Ilsa somehow heard about the Four R Program and wondered if it might be worth trying with Margret. She asked her boss, head of gastroenterology at the hospital, what he thought. He hadn’t heard anything about it, but he thought it sounded “strange” and didn’t recommend it because Margret’s condition was, as he put it, so “unstable.”

It was at this point in the conversation that something happened that for me was transformative. Ilsa turned to a statuesque young woman standing just a bit behind her and introduced her as Margret, now eighteen. Despite what her boss “recommended,” Ilsa had decided to implement the Four R Program for Margret. From the start, the intestinal flares subsided and Margret was able to eat. She gained weight, grew seven inches, and had her first menstrual period. During the second year of the program, Margret was able to withdraw from all the multiple medications she had taken for years. Now, said Ilsa, “as you can see, the results speak for themselves.”
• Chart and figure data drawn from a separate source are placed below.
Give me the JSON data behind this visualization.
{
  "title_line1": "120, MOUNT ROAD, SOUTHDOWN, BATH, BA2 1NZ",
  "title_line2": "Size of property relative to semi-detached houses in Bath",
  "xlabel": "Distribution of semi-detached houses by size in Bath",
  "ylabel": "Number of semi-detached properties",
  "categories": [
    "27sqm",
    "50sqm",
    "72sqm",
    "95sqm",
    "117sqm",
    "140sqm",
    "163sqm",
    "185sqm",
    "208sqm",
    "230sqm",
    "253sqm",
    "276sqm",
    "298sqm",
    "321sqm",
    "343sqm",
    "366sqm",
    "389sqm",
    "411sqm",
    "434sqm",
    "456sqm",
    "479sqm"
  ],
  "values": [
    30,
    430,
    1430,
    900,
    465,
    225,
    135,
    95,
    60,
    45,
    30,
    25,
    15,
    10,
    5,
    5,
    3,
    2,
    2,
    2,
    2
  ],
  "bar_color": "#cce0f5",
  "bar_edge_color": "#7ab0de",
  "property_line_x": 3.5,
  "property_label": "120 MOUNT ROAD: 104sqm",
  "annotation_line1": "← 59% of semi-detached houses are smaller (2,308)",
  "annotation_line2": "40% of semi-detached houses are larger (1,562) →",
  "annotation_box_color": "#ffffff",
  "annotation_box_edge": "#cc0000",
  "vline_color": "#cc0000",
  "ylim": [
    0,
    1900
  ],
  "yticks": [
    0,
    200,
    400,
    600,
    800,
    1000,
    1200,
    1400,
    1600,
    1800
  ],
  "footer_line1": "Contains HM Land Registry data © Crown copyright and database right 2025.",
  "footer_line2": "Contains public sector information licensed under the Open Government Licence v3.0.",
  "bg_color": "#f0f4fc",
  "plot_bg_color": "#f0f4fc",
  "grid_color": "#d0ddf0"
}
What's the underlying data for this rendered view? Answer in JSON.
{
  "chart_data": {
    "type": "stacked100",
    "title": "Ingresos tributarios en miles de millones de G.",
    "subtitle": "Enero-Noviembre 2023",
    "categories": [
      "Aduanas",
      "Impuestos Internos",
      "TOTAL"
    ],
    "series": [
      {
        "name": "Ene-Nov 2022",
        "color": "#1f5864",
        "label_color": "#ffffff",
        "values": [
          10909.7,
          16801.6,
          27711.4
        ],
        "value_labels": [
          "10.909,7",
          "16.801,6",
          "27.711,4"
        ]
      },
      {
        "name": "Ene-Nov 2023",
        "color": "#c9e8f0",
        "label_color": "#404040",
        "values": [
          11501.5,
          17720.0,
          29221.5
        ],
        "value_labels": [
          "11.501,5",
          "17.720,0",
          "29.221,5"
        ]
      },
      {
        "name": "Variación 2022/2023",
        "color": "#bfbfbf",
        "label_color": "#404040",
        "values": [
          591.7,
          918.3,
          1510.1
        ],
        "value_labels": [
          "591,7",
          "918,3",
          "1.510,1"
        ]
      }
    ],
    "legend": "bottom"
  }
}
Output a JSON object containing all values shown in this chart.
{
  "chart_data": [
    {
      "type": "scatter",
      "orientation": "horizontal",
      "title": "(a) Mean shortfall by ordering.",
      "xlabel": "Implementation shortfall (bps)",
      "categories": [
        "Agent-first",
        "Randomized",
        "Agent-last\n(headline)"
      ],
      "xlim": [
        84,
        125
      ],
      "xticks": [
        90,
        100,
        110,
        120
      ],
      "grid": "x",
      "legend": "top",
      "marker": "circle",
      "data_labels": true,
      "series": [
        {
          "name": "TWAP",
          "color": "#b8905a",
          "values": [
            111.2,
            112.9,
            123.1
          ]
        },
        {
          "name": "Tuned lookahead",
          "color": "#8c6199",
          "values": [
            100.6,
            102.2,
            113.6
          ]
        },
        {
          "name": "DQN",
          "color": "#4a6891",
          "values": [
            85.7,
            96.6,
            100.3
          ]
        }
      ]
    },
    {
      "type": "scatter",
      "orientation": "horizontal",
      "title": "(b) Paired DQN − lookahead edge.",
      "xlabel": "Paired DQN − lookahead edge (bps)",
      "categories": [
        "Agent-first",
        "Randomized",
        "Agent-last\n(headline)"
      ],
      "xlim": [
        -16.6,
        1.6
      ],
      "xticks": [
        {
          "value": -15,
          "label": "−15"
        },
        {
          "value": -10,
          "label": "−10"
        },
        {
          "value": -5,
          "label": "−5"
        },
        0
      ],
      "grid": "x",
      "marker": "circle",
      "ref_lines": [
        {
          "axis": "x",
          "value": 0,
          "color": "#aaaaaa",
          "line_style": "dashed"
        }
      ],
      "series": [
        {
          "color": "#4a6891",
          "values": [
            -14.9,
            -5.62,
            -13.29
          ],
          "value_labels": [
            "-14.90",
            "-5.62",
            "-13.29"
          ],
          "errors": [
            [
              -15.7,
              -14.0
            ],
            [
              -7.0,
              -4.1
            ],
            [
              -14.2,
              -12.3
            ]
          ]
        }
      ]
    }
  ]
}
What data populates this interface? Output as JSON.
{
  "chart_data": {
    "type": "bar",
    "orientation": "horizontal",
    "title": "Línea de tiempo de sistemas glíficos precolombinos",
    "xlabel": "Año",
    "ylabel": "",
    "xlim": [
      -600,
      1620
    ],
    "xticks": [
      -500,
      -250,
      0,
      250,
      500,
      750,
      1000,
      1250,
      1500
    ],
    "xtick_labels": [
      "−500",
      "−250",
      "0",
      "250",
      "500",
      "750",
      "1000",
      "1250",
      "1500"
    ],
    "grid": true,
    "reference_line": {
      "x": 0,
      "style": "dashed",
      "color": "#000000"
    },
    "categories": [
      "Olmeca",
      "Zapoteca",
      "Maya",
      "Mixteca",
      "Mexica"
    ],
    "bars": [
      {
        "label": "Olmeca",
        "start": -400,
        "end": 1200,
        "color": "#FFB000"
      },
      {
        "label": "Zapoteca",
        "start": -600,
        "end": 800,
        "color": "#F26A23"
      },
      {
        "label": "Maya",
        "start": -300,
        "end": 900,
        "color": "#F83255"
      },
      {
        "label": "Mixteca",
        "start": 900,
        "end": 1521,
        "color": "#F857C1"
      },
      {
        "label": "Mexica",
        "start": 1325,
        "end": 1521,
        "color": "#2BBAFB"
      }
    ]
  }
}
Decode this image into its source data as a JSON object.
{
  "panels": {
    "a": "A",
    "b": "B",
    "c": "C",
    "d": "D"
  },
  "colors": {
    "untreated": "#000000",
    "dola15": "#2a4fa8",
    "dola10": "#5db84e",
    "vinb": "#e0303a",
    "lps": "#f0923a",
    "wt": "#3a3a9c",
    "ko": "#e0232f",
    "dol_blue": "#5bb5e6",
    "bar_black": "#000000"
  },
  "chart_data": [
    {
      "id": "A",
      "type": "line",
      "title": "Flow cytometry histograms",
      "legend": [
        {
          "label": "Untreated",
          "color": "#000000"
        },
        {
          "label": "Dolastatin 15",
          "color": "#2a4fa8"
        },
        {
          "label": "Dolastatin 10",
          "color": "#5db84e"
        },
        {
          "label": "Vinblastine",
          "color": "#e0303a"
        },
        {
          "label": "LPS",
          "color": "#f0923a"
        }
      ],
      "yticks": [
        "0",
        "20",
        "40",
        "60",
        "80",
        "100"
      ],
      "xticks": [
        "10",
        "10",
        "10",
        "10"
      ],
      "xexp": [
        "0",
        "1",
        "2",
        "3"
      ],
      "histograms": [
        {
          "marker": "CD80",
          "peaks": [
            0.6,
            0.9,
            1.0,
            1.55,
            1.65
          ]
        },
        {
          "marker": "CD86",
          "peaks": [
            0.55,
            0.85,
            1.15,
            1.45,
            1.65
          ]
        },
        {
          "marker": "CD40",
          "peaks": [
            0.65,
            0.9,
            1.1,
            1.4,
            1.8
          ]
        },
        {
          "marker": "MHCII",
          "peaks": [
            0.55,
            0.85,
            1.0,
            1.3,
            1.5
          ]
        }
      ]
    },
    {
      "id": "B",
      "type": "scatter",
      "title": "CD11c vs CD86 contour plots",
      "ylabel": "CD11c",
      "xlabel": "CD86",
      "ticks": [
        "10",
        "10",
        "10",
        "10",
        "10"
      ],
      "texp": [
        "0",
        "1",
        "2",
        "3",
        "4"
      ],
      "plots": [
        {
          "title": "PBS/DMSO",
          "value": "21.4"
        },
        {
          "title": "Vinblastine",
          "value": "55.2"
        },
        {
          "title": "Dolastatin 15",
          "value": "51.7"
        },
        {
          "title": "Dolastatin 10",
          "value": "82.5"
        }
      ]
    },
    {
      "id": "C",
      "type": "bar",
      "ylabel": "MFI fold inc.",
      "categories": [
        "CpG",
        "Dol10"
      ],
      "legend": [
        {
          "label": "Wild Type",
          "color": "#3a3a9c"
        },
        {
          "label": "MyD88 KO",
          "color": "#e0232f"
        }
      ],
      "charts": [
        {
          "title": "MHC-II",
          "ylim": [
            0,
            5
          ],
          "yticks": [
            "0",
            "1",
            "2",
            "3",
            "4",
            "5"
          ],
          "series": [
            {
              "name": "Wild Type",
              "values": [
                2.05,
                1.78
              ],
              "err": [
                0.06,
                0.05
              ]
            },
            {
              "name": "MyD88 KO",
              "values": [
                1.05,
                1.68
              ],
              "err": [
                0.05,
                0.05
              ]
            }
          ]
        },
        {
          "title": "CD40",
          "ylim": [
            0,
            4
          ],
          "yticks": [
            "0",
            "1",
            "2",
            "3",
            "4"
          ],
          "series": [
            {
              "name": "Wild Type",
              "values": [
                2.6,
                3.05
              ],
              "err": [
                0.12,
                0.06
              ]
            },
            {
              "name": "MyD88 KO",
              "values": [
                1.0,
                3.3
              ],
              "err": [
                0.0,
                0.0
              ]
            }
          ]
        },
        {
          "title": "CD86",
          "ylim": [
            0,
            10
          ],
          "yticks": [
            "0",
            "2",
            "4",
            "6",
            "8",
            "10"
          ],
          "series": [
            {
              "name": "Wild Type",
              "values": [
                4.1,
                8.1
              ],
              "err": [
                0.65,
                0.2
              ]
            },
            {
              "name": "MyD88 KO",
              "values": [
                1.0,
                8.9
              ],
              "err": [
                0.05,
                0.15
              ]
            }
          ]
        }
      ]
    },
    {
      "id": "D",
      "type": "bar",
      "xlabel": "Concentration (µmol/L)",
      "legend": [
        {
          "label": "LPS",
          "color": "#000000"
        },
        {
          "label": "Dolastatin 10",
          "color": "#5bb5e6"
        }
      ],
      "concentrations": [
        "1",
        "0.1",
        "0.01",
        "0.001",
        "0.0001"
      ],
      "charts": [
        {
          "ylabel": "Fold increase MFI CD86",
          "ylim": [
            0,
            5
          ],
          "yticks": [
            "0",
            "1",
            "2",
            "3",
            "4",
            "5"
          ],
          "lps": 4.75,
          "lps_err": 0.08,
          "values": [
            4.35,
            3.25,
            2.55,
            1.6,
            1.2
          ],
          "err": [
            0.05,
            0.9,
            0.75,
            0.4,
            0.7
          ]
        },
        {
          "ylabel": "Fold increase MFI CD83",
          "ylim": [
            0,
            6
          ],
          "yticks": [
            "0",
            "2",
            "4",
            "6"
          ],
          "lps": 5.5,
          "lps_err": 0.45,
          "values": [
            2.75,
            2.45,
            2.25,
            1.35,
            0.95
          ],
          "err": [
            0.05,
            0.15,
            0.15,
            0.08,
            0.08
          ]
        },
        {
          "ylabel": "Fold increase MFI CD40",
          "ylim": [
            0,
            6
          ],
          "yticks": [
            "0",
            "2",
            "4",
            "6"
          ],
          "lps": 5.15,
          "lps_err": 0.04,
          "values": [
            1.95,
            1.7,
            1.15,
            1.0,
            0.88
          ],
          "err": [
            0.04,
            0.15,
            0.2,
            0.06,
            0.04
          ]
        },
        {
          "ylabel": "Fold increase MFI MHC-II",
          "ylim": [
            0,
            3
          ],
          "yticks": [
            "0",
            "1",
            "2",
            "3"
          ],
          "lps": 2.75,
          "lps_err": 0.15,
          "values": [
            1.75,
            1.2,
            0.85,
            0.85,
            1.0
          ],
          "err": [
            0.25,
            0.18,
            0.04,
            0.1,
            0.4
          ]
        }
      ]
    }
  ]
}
But Margret had something to say as well. In superb English, she told me that for her, most important was the trip she had taken the previous summer—she and a bunch of friends, traveling around Europe, backpacks on their backs, wandering wherever the fancy took them—and, said Margret, “I had no problems.

“Thank you,” she added, “for your program that saved my life.”

I don’t know if you can imagine how it feels to hear something like that. My only rather feeble response was to thank her for sharing her story and to wish her the best in her life.

Sometimes, we scientists need reminding that the end result of our research is the real lives of real people.

So, yes, the core process of assimilation-elimination can be central to the health of the entire human organism. Co-equal in importance is our process of detoxification, without which we would be in a constant state of toxicity while our health and our longevity would be in perpetual jeopardy.

CHAPTER 4 TAKEAWAY

 1.  The digestive system is also the center of the immune system.

 2.  The digestive system, nervous system, immune system, and hormone-producing endocrine system all function together in an interconnected way.

 3.  Nutritional deficiency can result from poor digestion or ineffective or incomplete assimilation of nutrients.

 4.  The digestive system is inhabited by several hundred different species of bacteria and microbiota that influence health and disease patterns.

 5.  Specific foods affect the secretion of substances from the digestive system and in so doing can influence the risk of various chronic diseases.

 6.  The Four R Program represents a clinically proven approach to managing complex health problems associated with imbalances of the assimilation-elimination process.